Inzwischen hat Leo die Regie abgegeben an Gaby Küffner. Und erster Vorsitzender ist nun Klaus Roscher, von dem beide Schuhs eine sehr hohe Meinung haben (»Der ist klasse.«). Charlotte indes kann’s nicht ganz lassen. So hat sie beim fränkischen »Jedermann« die Mutter gespielt. Zwei Seiten Text auswendig zu lernen, ist für sie immer noch kein Problem. Auch die Texte aus den frühen Jahren sind gespeichert und jederzeit abrufbar. »Hans Sachs passt auch 500 Jahre später in unsere Zeit«, sagt sie, »damals wurden die Leut’ beschissen, und heute auch.«
An die 30 Frauen und Männer gehören heute zur Hans-Sachs-Spielgruppe im Landkreis Fürth. Im Langenzenner Klosterhof führen sie jedes Jahr drei Stücke des dichtenden und singenden Schuhmachers Sachs auf. Gleichwohl wird nicht nur Sachs gespielt: Der »Brandner Kaspar« in fränkischer Mundart stand ebenso auf dem Programm wie der erwähnte »Jedermann«.

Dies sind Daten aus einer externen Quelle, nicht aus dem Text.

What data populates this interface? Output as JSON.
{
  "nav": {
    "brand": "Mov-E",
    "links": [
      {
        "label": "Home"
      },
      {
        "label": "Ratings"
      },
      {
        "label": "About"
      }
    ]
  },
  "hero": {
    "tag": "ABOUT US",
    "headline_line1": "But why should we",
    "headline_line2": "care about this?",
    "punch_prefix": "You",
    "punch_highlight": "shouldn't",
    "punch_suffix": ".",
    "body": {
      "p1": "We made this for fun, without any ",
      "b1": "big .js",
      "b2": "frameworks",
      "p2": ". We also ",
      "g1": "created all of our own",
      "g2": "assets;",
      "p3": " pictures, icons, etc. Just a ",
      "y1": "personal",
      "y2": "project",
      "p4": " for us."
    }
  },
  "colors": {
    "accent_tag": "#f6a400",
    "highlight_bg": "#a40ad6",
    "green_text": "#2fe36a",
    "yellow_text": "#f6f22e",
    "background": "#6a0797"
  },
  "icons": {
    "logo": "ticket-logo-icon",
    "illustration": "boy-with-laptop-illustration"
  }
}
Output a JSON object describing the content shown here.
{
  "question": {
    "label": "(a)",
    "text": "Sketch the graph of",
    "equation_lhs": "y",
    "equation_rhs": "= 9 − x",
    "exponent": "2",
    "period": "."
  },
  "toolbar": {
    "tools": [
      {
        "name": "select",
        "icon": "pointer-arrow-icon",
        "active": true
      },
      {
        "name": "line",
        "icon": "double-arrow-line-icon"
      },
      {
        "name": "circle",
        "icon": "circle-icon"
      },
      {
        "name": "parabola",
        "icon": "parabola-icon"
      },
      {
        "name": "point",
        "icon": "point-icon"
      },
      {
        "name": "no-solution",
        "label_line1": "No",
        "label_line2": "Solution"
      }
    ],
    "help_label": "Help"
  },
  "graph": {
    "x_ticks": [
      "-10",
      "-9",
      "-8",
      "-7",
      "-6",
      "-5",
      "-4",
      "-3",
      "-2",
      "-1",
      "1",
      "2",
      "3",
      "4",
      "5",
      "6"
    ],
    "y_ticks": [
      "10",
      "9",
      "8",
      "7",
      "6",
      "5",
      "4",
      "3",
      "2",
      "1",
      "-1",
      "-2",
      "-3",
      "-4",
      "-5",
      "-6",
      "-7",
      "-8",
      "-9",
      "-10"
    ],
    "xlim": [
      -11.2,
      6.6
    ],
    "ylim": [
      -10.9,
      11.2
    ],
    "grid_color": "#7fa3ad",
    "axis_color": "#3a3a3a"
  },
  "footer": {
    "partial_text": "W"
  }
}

So kam es nicht von ungefähr, dass sich mit den Jahren doch einiges an Requisiten, Kostümen und größeren Geräten angehäuft hat und man nicht mehr wusste, wohin damit. Da traf es sich gut, dass eine Bäuerin aus dem Ortsteil Laubendorf ihre Scheune zum Verkauf anbot. Das war 1996. Preis: 23.000 Mark. Die »Sachser« sind heute noch stolz darauf, dass sie das zweistöckige Gebäude mit eigenen Mitteln erstanden haben. »Jeder, der konnte, gab 5.000 Mark und bekam dafür einen Schuldschein«, erläutert Leo Schuh. Und seine bessere Hälfte ergänzt: »Nach ein paar Jahren hatten wir den Kaufpreis eingespielt, und jeder bekam sein Darlehen wieder zurück.«
Das theaterbesessene Ehepaar Schuh schaut ein wenig wehmütig zurück auf diese ausgefüllten und erfüllten Jahre; aber auch auf die Zeit vor dem Start ins Langenzenner Schauspielerdasein. Die beiden sind bereits vor ihrer Eheschließung – in diesem Jahr sind sie 65 Jahre verheiratet – als Duo aufgetreten, in den Langenzenner Nachbardörfern. Nicht nur mit fränkischen Liedern, sondern auch mit Berliner Gassenhauern. »Einen Quetscher haben wir immer dabei gehabt«, erinnert sich Charlotte. Ohne die Begleitung eines Schifferklaviers ging es einfach nicht. Das war Ende der Vierziger, Anfang der Fünfziger Jahre. »Da war’n die Leute hungrig nach Abwechslung«, weiß Ehemann Leo, »nach dem Krieg.« Da zeigten sich auch die ersten Keime bundesdeutscher Reiselust. Anfang der Fünfziger fuhren auch die Schuhs auf ihrer Herkules zum ersten Mal nach Italien. »Abenteuerlich war das mit dem Koffer und der Frau hintendrauf«, schmunzelt Leo.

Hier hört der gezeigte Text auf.